The information generated form this study will be used to develop new strategies to improve weight management and prevent the consequences of obesity through better communication and owner engagement.

The student will gain expertise in a range of key skills throughout the project through both formal and informal training. Training will include generic career and research skills as well as specific scientific skills, particularly focused on the application of qualitative research to animal health.
The student also will be encouraged to participate in a number of relevant Masters-level modules from both the Master of Public Health (e.g. ‘Introduction to qualitative research methods’ and ‘Health and Society’) and Master in Veterinary Science (e.g.
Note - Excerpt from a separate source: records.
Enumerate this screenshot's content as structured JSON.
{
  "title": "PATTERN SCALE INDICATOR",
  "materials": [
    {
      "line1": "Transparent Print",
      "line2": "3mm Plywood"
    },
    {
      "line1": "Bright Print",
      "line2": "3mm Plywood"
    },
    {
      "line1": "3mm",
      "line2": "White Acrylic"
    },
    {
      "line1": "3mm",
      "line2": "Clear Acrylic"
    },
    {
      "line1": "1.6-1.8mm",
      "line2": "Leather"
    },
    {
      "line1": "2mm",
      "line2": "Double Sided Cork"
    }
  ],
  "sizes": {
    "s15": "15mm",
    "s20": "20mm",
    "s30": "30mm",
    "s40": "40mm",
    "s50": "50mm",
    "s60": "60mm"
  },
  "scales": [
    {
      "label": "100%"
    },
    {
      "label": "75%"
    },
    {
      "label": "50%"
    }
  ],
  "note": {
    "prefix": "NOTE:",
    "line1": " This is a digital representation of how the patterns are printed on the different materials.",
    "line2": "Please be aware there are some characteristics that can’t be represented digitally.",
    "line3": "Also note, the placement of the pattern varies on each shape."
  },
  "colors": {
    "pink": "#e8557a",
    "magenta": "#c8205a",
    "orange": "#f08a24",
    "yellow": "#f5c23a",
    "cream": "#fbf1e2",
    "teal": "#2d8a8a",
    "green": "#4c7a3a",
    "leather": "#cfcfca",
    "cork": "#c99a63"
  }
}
Animals and Society).

Research environment
The successful candidate will join the ‘People & Animals, & Their Health in Society’ (PATHS) group at the University of Liverpool, based at the Leahurst Campus. The PATHS group ( brings together a multidisciplinary team of researchers to investigate the interplay between people and animals, and impacts on health, disease and wellbeing. The group includes postgraduate students (currently 8 PhD students) and postdoctoral researchers.

************Applicants should apply by forwarding a cover letter and CV to [Email Address Removed]**********************

Funding Notes

The studentship includes all fees and research costs and a support stipend (£14,000, or £21,000 for a veterinary graduate).

This PhD studentship would be suitable for a UK or EU graduate with a degree in Veterinary Science, related biological science or social science; some research experience and an interest in equine health and welfare is essential. Experience in qualitative research methods is not essential. Prior experience of qualitative research is not essential, but an understanding of the role and application of these methods, and the ways they are distinct from, but may complement, quantitative methods would also be desirable.